How is alcohol strength measured?!
How is alcohol strength measured?
Answers:
Most of the world measures alcohol as a percent of volume (abv). In the U.S., alcohol in beer is measured by weight (abw). Since alcohol weighs roughly 20% less than water, abw measures appear 20% less than abv measures for the same amount of alcohol. In Europe, beer strength tends to be measured on the basis of the fermentables in the wort.
Until recently, Britain used OG (original gravity), which is 1000 times the ratio of the wort gravity to that of water. Thus a beer with an OG of 1040 was 4% more dense than water, the density coming from dissolved sugars. You can generally take one tenth of the last two digits to estimate the percentage alcohol by volume once the dissolved sugars are fermented. In the example used, the abv would be approximately 4% (40/10 = 4%) Currently, British beer is being taxed on its actual %ABV rather that the older OG so you'll often find both displayed.
Continental Europe tends to uses degrees Plato. In general, the degrees Plato are about one quarter the last two digits of the OG figure. Hence, in our example above, the beer would be 10 degrees Plato. To get the expected alcohol by volume, divide the degrees Plato by 2.5.
In the US it is listed by "Proof" on a bottle. It is based on the percent of alcohol by volume in the particular liquor. The percent of alcohol is half the "Proof" number. For example, 86 Proof whiskey is 43% alcohol by volume. Illegal moonshine may go as high as 180 proof (90% alcohol) but most consumable liquors are 80 - 86 proof.
Great answer above. I would only like to add a little bit about "proof", since alcohol is often described in these terms.
A liquor's proof is a measure of the ratio of ethanol by volume. Proof varies from country to country. In some European countries, proof is just a percentage. (ie: If a liquor is "40 proof", it is 40% ethanol and 60% water and other ingredients.)
In the US, a liquor's proof strength is equal to two times its ethanol content. (ie: An "80 proof" Kentucky bourbon is 40% ethanol by volume.) This term comes from the early 18th century in the US. Bourbon distillers would often hold conferences to compare their goods and discuss industry issues (pricing, tarrifs, supply, etc.). At these conventions, distillers were required to "proove" the alcohol content of their liquor, to proove that they weren't selling a watered-down product. At the time, a 50% concentration was considered ideal. Liquor that hit this mark was described as "100 proof", and the term stuck.
IN BEER :
Use the "balling scale" on a hydrometer and then do some multiplication . . .

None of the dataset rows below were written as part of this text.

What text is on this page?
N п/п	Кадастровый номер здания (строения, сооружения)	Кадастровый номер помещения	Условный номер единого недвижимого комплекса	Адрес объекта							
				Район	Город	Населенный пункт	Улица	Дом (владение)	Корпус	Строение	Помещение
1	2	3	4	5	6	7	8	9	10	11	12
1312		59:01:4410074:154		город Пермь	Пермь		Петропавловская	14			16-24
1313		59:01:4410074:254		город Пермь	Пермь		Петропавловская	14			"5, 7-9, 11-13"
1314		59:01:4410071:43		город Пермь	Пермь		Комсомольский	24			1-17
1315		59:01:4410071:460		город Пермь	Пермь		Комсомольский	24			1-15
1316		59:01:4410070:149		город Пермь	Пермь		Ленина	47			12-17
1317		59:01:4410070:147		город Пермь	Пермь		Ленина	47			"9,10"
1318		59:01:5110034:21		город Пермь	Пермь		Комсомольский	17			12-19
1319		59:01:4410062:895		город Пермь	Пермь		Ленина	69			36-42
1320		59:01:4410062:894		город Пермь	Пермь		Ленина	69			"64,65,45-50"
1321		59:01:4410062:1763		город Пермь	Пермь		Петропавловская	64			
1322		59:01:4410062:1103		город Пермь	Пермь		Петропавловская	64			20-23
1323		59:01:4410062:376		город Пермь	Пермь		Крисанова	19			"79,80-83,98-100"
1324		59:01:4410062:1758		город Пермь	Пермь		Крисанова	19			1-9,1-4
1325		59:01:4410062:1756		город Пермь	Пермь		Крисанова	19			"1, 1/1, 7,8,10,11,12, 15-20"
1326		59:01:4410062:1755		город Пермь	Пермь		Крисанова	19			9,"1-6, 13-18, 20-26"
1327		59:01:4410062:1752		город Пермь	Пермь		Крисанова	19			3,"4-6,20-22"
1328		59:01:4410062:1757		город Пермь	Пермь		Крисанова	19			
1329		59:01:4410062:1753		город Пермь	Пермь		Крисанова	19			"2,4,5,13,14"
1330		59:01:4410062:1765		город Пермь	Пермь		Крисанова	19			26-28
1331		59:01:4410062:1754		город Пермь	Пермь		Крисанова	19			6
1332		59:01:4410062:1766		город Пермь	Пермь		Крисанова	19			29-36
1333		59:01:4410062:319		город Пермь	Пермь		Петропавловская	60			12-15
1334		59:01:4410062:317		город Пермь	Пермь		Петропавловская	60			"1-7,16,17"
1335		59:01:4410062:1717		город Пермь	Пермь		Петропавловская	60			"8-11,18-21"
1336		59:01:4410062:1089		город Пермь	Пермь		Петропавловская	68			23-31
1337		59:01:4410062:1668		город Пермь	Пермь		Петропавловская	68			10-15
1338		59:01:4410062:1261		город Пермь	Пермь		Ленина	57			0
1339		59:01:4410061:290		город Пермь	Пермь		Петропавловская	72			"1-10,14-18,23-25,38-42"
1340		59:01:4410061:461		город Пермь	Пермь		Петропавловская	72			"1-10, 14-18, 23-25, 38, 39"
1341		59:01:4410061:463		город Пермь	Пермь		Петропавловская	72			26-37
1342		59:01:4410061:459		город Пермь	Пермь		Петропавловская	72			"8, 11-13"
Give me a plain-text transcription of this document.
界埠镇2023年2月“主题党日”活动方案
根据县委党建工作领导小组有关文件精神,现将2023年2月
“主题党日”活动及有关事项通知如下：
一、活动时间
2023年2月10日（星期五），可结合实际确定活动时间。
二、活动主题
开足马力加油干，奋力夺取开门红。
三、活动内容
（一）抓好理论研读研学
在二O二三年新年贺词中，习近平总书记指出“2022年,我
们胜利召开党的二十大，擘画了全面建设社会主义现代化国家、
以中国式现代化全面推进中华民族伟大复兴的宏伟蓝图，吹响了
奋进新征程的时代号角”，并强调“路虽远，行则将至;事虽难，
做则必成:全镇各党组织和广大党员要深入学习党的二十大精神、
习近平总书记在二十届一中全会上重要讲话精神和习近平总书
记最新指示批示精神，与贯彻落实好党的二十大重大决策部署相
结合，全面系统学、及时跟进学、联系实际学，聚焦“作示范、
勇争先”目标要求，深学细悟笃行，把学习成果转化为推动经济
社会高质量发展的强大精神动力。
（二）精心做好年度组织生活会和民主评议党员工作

Multiplying the difference between initial balling reading and final balling reading by the number .42 will give you an approximate measure of the alcohol content of your beer by *percent weight*.
To convert percent alcohol by weight to percent alcohol *by volume*, multiply by 1.25.
Subject: 2-1. How is alcohol strength measured?
Most of the world measures alcohol as a percent of volume (abv). In the U.S., alcohol in beer is measured by weight (abw). Since alcohol weighs roughly 20% less than water, abw measures appear 20% less than abv measures for the same amount of alcohol. In Europe, beer strength tends to be measured on the basis of the fermentables in the wort.
Until recently, Britain used OG (original gravity), which is 1000 times the ratio of the wort gravity to that of water. Thus a beer with an OG of 1040 was 4% more dense than water, the density coming from dissolved sugars. You can generally take one tenth of the last two digits to estimate the percentage alcohol by volume once the dissolved sugars are fermented. In the example used, the abv would be approximately 4% (40/10 = 4%) Currently, British beer is being taxed on its actual %ABV rather that the older OG so you'll often find both displayed.
Continental Europe tends to uses degrees Plato. In general, the degrees Plato are about one quarter the last two digits of the OG figure. Hence, in our example above, the beer would be 10 degrees Plato. To get the expected alcohol by volume, divide the degrees Plato by 2.5.
http://www.beerinfo.com/rfdb/faq.html#li...
Since alcohol is lighter than water, it is measure in percentage of volume.
the actual " proofing" originally involved black gun powder and a portion of the drink to be tested. If the combination flashed, it was not "proofed". If it burned with a steady blaze, it was " proofed". Combination was fairly close to the 43% we generally see on most whiskey now.